CARMEL, Ind. — MISO is open to making edits to its process for approving transmission reconfiguration plans that reduce congestion costs to increase the programs’ odds of approval.
MISO has approved two congestion cost reconfigurations of 44 submittals to date, resulting in a 4.5% approval rate. The grid operator said it’s evaluating its market study process for reconfigurations “due to time commitment and low approval rates.”
Multiple stakeholders said the RTO’s low approval rate of reconfiguration proposals is disappointing. They said when load-serving entities submit a reconfiguration plan, it already has a healthy amount of study behind it.
At the Aug. 22 Reliability Subcommittee, Alliant Energy’s Mitch Myhre asked for MISO to conduct a nonpublic sit down with stakeholders to get a better understanding of study input and “why results are coming out the way they are.”
MISO said it may introduce some edits to its transmission reconfiguration study and approval process at a future Reliability Subcommittee.

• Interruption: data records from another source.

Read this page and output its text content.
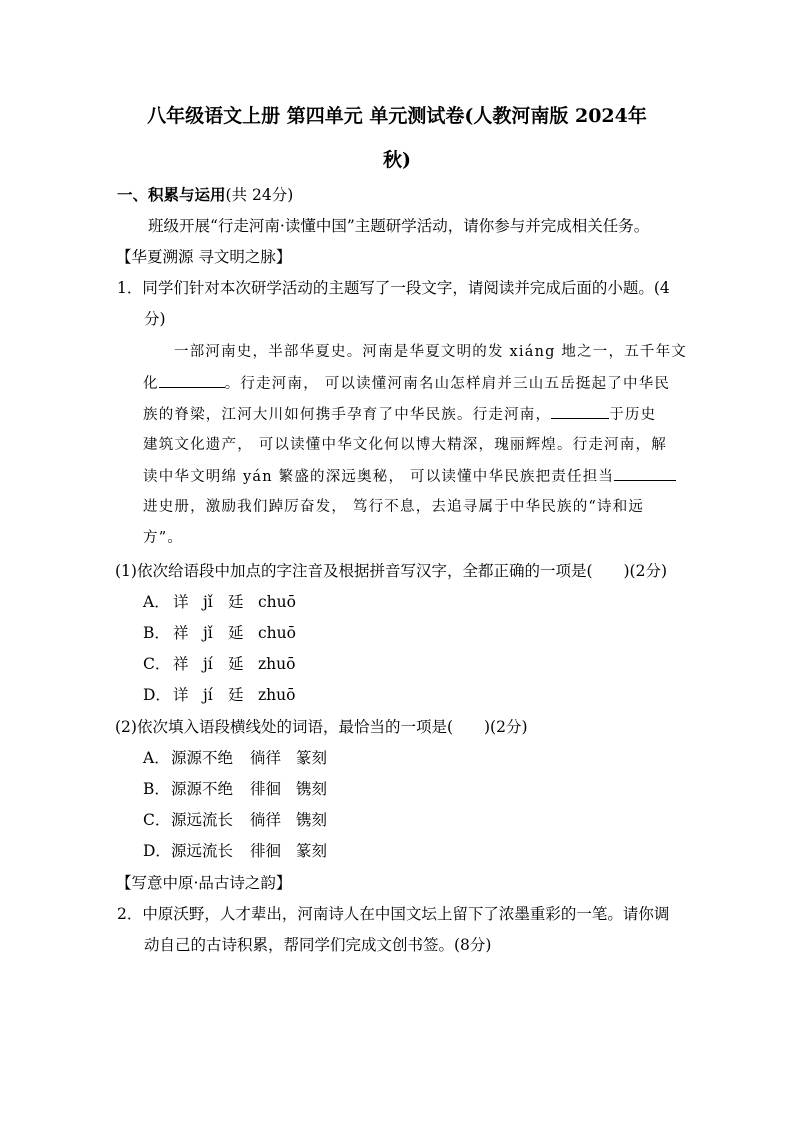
八年级语文上册 第四单元 单元测试卷(人教河南版 2024年
秋)
一、积累与运用(共 24分)
班级开展“行走河南·读懂中国”主题研学活动，请你参与并完成相关任务。
【华夏溯源 寻文明之脉】
1．同学们针对本次研学活动的主题写了一段文字，请阅读并完成后面的小题。(4
分)
一部河南史，半部华夏史。河南是华夏文明的发 xiáng 地之一，五千年文
化	。行走河南， 可以读懂河南名山怎样肩并三山五岳挺起了中华民
族的脊梁，江河大川如何携手孕育了中华民族。行走河南，	于历史
建筑文化遗产， 可以读懂中华文化何以博大精深，瑰丽辉煌。行走河南，解
读中华文明绵 yán 繁盛的深远奥秘， 可以读懂中华民族把责任担当
进史册，激励我们踔厉奋发， 笃行不息，去追寻属于中华民族的“诗和远
方”。
(1)依次给语段中加点的字注音及根据拼音写汉字，全都正确的一项是(　　)(2分)
A． 详 jǐ 廷 chuō
B． 祥 jǐ 延 chuō
C． 祥 jí 延 zhuō
D． 详 jí 廷 zhuō
(2)依次填入语段横线处的词语，最恰当的一项是(　　)(2分)
A．源源不绝 徜徉 篆刻
B．源源不绝 徘徊 镌刻
C．源远流长 徜徉 镌刻
D．源远流长 徘徊 篆刻
【写意中原·品古诗之韵】
2．中原沃野，人才辈出，河南诗人在中国文坛上留下了浓墨重彩的一笔。请你调
动自己的古诗积累，帮同学们完成文创书签。(8分)
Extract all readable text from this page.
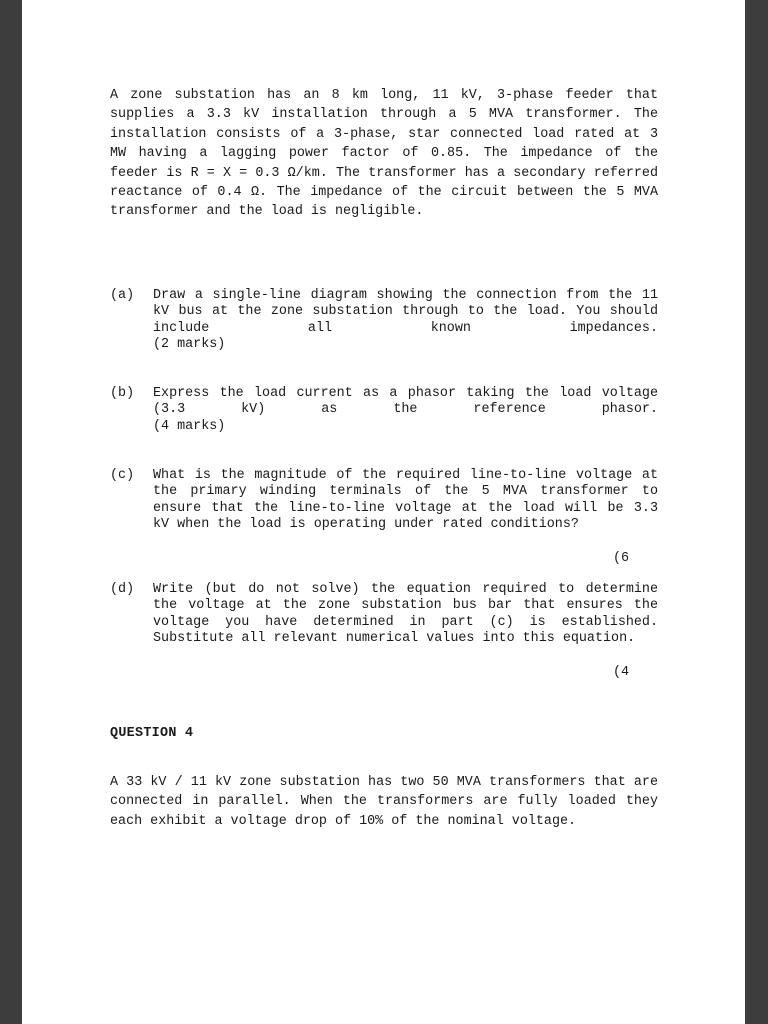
A zone substation has an 8 km long, 11 kV, 3-phase feeder that supplies a 3.3 kV installation through a 5 MVA transformer. The installation consists of a 3-phase, star connected load rated at 3 MW having a lagging power factor of 0.85. The impedance of the feeder is R = X = 0.3 Ω/km. The transformer has a secondary referred reactance of 0.4 Ω. The impedance of the circuit between the 5 MVA transformer and the load is negligible.

(a) Draw a single-line diagram showing the connection from the 11 kV bus at the zone substation through to the load. You should include all known impedances.
(2 marks)
(b) Express the load current as a phasor taking the load voltage (3.3 kV) as the reference phasor.
(4 marks)
(c) What is the magnitude of the required line-to-line voltage at the primary winding terminals of the 5 MVA transformer to ensure that the line-to-line voltage at the load will be 3.3 kV when the load is operating under rated conditions?
(6
(d) Write (but do not solve) the equation required to determine the voltage at the zone substation bus bar that ensures the voltage you have determined in part (c) is established. Substitute all relevant numerical values into this equation.
(4
QUESTION 4

A 33 kV / 11 kV zone substation has two 50 MVA transformers that are connected in parallel. When the transformers are fully loaded they each exhibit a voltage drop of 10% of the nominal voltage.
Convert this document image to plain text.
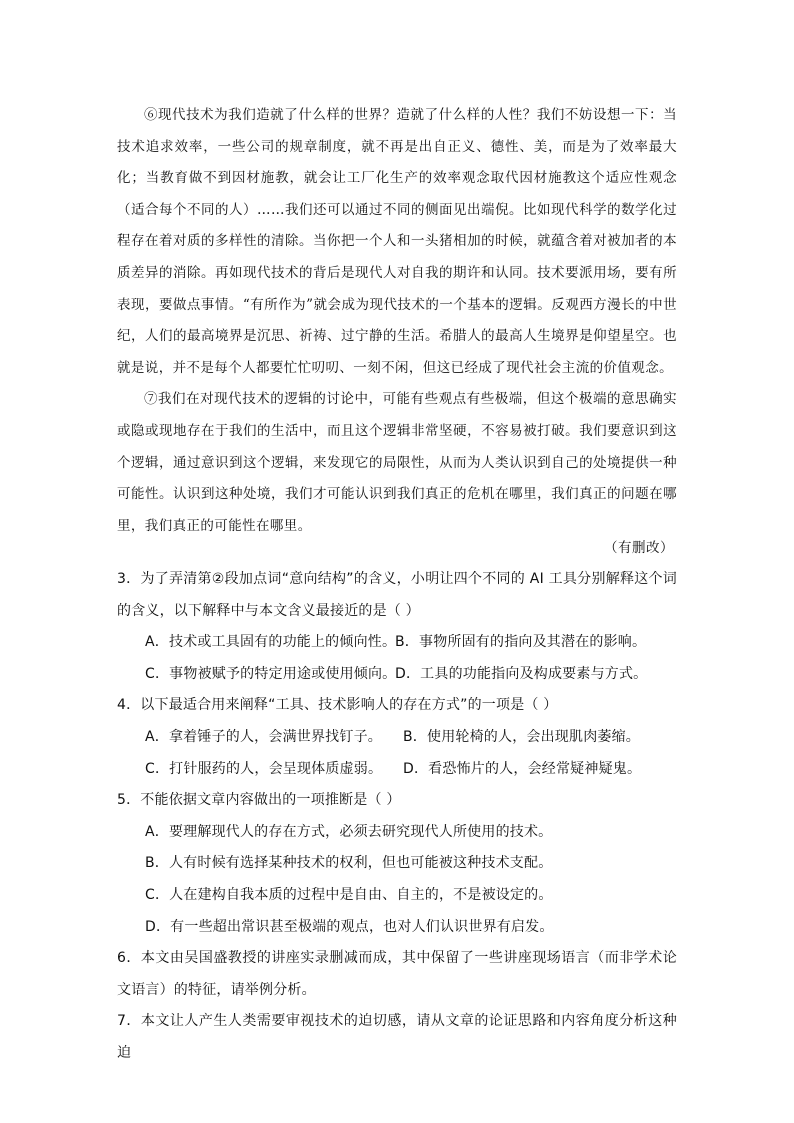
⑥现代技术为我们造就了什么样的世界？造就了什么样的人性？我们不妨设想一下：当技术追求效率，一些公司的规章制度，就不再是出自正义、德性、美，而是为了效率最大化；当教育做不到因材施教，就会让工厂化生产的效率观念取代因材施教这个适应性观念（适合每个不同的人）……我们还可以通过不同的侧面见出端倪。比如现代科学的数学化过程存在着对质的多样性的清除。当你把一个人和一头猪相加的时候，就蕴含着对被加者的本质差异的消除。再如现代技术的背后是现代人对自我的期许和认同。技术要派用场，要有所表现，要做点事情。“有所作为”就会成为现代技术的一个基本的逻辑。反观西方漫长的中世纪，人们的最高境界是沉思、祈祷、过宁静的生活。希腊人的最高人生境界是仰望星空。也就是说，并不是每个人都要忙忙叨叨、一刻不闲，但这已经成了现代社会主流的价值观念。

⑦我们在对现代技术的逻辑的讨论中，可能有些观点有些极端，但这个极端的意思确实或隐或现地存在于我们的生活中，而且这个逻辑非常坚硬，不容易被打破。我们要意识到这个逻辑，通过意识到这个逻辑，来发现它的局限性，从而为人类认识到自己的处境提供一种可能性。认识到这种处境，我们才可能认识到我们真正的危机在哪里，我们真正的问题在哪里，我们真正的可能性在哪里。

（有删改）

3．为了弄清第②段加点词“意向结构”的含义，小明让四个不同的 AI 工具分别解释这个词的含义，以下解释中与本文含义最接近的是（ ）

A．技术或工具固有的功能上的倾向性。
B．事物所固有的指向及其潜在的影响。
C．事物被赋予的特定用途或使用倾向。
D．工具的功能指向及构成要素与方式。

4．以下最适合用来阐释“工具、技术影响人的存在方式”的一项是（ ）

A．拿着锤子的人，会满世界找钉子。	B．使用轮椅的人，会出现肌肉萎缩。
C．打针服药的人，会呈现体质虚弱。	D．看恐怖片的人，会经常疑神疑鬼。

5．不能依据文章内容做出的一项推断是（ ）

A．要理解现代人的存在方式，必须去研究现代人所使用的技术。

B．人有时候有选择某种技术的权利，但也可能被这种技术支配。

C．人在建构自我本质的过程中是自由、自主的，不是被设定的。

D．有一些超出常识甚至极端的观点，也对人们认识世界有启发。

6．本文由吴国盛教授的讲座实录删减而成，其中保留了一些讲座现场语言（而非学术论文语言）的特征，请举例分析。

7．本文让人产生人类需要审视技术的迫切感，请从文章的论证思路和内容角度分析这种迫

MISO members have been paying more attention to transmission reconfigurations with congestion costs on the rise. Last year, MISO assembled a nonpublic Reconfiguration for Congestion Cost Task Team, which focuses on transmission owners’ plans to reroute transmission flows during times of heavy congestion costs. The task team maintains a monthly list of the top congested constraints within the footprint that might benefit from a reconfiguration.
Some MISO members have said it’s imperative MISO use reconfiguration plans because major transmission expansion that will ease congestion still is years away from being built.